コロナ禍以降、高所得者層の価値観は明確に変化しました。
調査では、
・ワークライフバランス
・心身の健康
への関心が大きく高まっています。

在宅勤務の定着により、住まいは
「仕事と生活を切り替える場所」
「集中とリラックスを両立する場所」
としての役割を担うようになりました。

この変化は、
設備・建材・インテリアにおいても、
機能 × 心理的快適性
という二軸での提案が求められていることを示しています。

10年後を見据えた価値観 ― AIとサステナビリティ

将来の暮らしに関する設問では、
「AIを活用した生活支援」
「再生可能エネルギーの普及」
への関心が高く表れ提醒ています。

高所得者層は、
エンターテインメント性よりも、生活の質と効率を高めるテクノロジーに価値を見出しています。

住宅・設備分野においても、
・見せる技術
・話題性
ではなく、日常をどれだけ合理的に、持続可能に支えられるかが評価軸になっていくと考えられます。

インテリアに求められるのは「非日常の安息」

一方で興味深いのが、
効率を重視する日常とは対照的に、
住空間のインテリアでは
「ナチュラル/ライト」
「ソフトモダン」
「オーセンティック」
といった、落ち着きと居心地の良さが支持されている点です。

これは、
合理的な日常から解放される精神的な余白としての住まい
を求める心理の表れといえます。

機能性と効率性を前提としながら、
最終的には
「帰りたくなる空間」
「長く住み続けたい空間」
であることが重要になっています。

年末に考える、来期の住まい提案に向けて

2025年の調査結果を振り返ると、
高所得者層の住まいに対する価値観は、
・効率と納得感
・家族との時間
・長く使える本質的な価値
・技術とサステナビリティ
・心理的な安らぎ
という複合的な要素で構成されていることがわかります。

年末は、こうした変化を整理し、来期の製品開発・空間提案・マーケティングを再設計する絶好のタイミングです。

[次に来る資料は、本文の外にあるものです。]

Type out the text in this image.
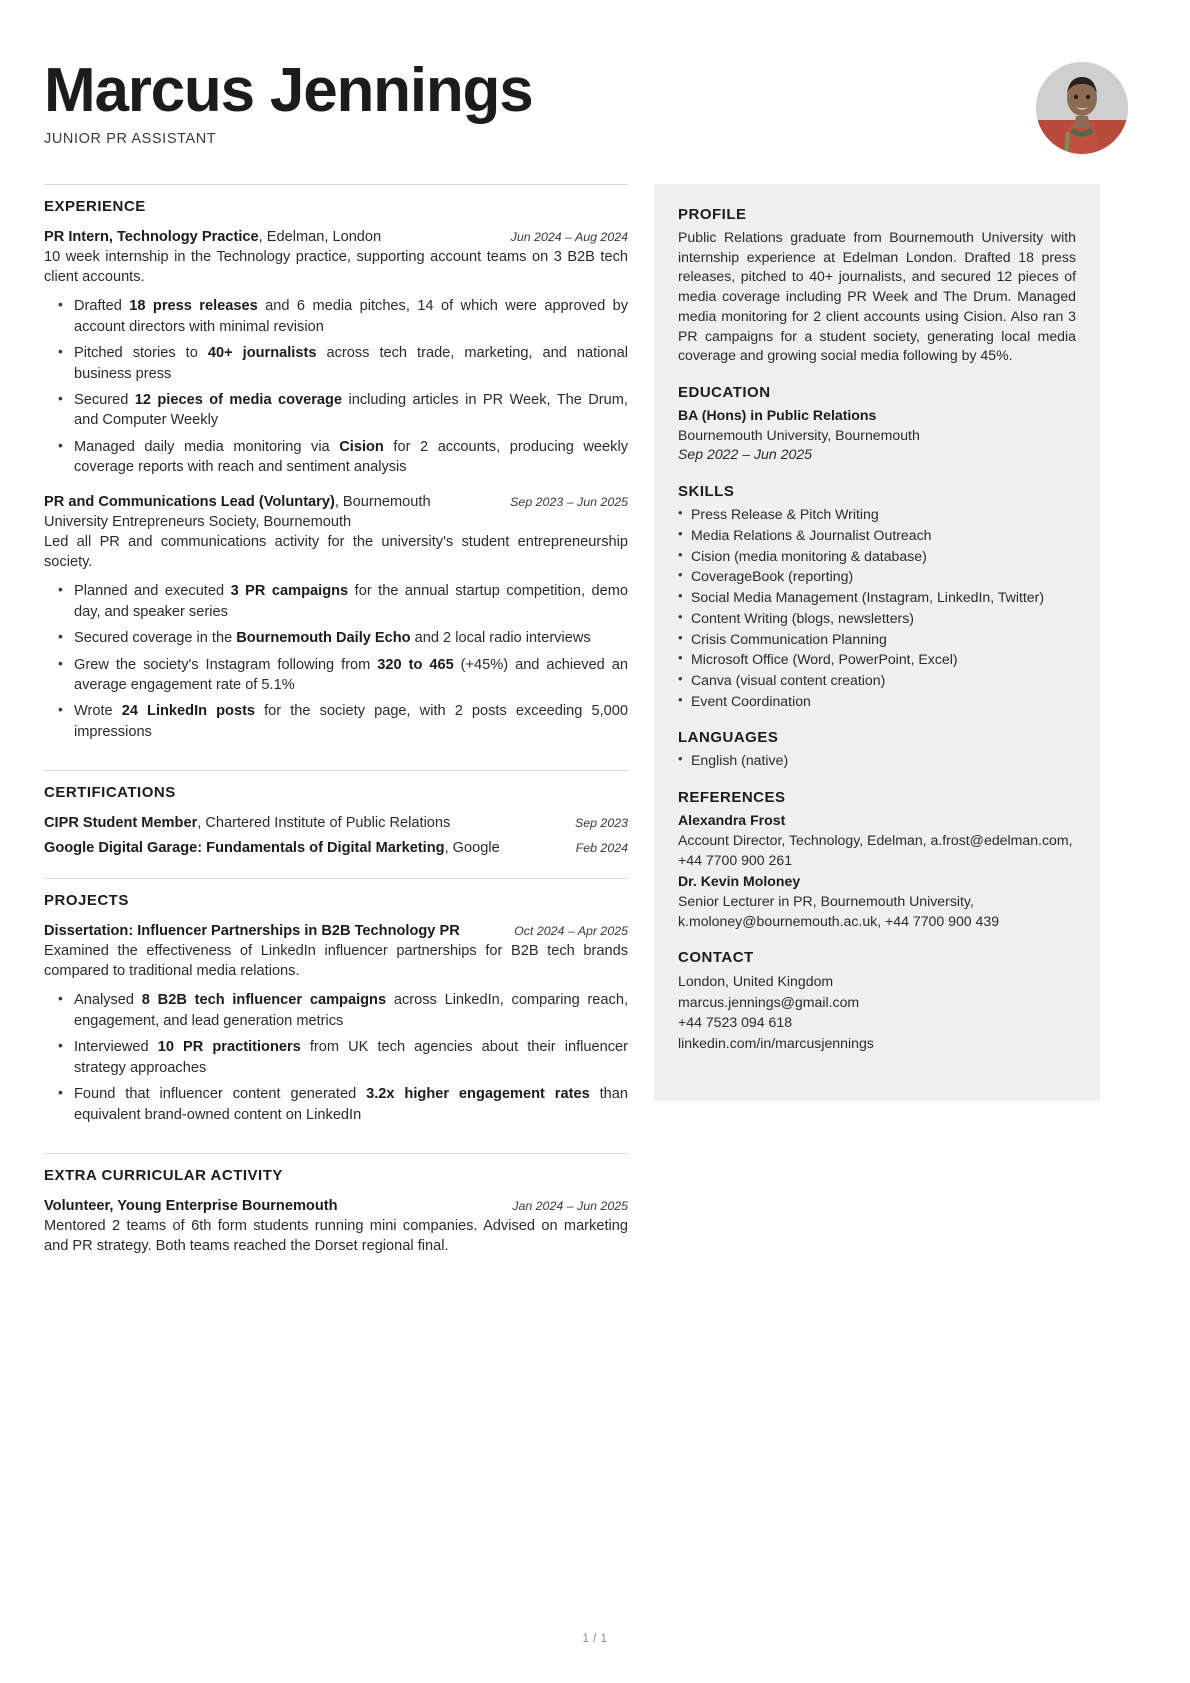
Marcus Jennings
JUNIOR PR ASSISTANT
EXPERIENCE
PR Intern, Technology Practice, Edelman, London	Jun 2024 – Aug 2024
10 week internship in the Technology practice, supporting account teams on 3 B2B tech client accounts.
• Drafted 18 press releases and 6 media pitches, 14 of which were approved by account directors with minimal revision
• Pitched stories to 40+ journalists across tech trade, marketing, and national business press
• Secured 12 pieces of media coverage including articles in PR Week, The Drum, and Computer Weekly
• Managed daily media monitoring via Cision for 2 accounts, producing weekly coverage reports with reach and sentiment analysis
PR and Communications Lead (Voluntary), Bournemouth University Entrepreneurs Society, Bournemouth
Sep 2023 – Jun 2025
Led all PR and communications activity for the university's student entrepreneurship society.
• Planned and executed 3 PR campaigns for the annual startup competition, demo day, and speaker series
• Secured coverage in the Bournemouth Daily Echo and 2 local radio interviews
• Grew the society's Instagram following from 320 to 465 (+45%) and achieved an average engagement rate of 5.1%
• Wrote 24 LinkedIn posts for the society page, with 2 posts exceeding 5,000 impressions
CERTIFICATIONS
CIPR Student Member, Chartered Institute of Public Relations	Sep 2023
Google Digital Garage: Fundamentals of Digital Marketing, Google	Feb 2024
PROJECTS
Dissertation: Influencer Partnerships in B2B Technology PR	Oct 2024 – Apr 2025
Examined the effectiveness of LinkedIn influencer partnerships for B2B tech brands compared to traditional media relations.
• Analysed 8 B2B tech influencer campaigns across LinkedIn, comparing reach, engagement, and lead generation metrics
• Interviewed 10 PR practitioners from UK tech agencies about their influencer strategy approaches
• Found that influencer content generated 3.2x higher engagement rates than equivalent brand-owned content on LinkedIn
EXTRA CURRICULAR ACTIVITY
Volunteer, Young Enterprise Bournemouth	Jan 2024 – Jun 2025
Mentored 2 teams of 6th form students running mini companies. Advised on marketing and PR strategy. Both teams reached the Dorset regional final.
PROFILE
Public Relations graduate from Bournemouth University with internship experience at Edelman London. Drafted 18 press releases, pitched to 40+ journalists, and secured 12 pieces of media coverage including PR Week and The Drum. Managed media monitoring for 2 client accounts using Cision. Also ran 3 PR campaigns for a student society, generating local media coverage and growing social media following by 45%.
EDUCATION
BA (Hons) in Public Relations
Bournemouth University, Bournemouth
Sep 2022 – Jun 2025
SKILLS
• Press Release & Pitch Writing
• Media Relations & Journalist Outreach
• Cision (media monitoring & database)
• CoverageBook (reporting)
• Social Media Management (Instagram, LinkedIn, Twitter)
• Content Writing (blogs, newsletters)
• Crisis Communication Planning
• Microsoft Office (Word, PowerPoint, Excel)
• Canva (visual content creation)
• Event Coordination
LANGUAGES
• English (native)
REFERENCES
Alexandra Frost
Account Director, Technology, Edelman, a.frost@edelman.com, +44 7700 900 261
Dr. Kevin Moloney
Senior Lecturer in PR, Bournemouth University, k.moloney@bournemouth.ac.uk, +44 7700 900 439
CONTACT
London, United Kingdom
marcus.jennings@gmail.com
+44 7523 094 618
linkedin.com/in/marcusjennings
1 / 1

C-labでは、今回のレポートを起点に、診断コンテンツや調査データを活用した顧客理解・企画支援を行っています。
ぜひお気軽にお問い合わせください。

2026年に向けて

2026年に向け、
住まいはますます「個別最適化」されていくでしょう。
そのためには、感覚ではなくデータに基づくインサイトが不可欠です。

C-labは今後も、
ライフスタイル・デザイン・テクノロジーの交点から、住まいと暮らしの未来を読み解いていきます。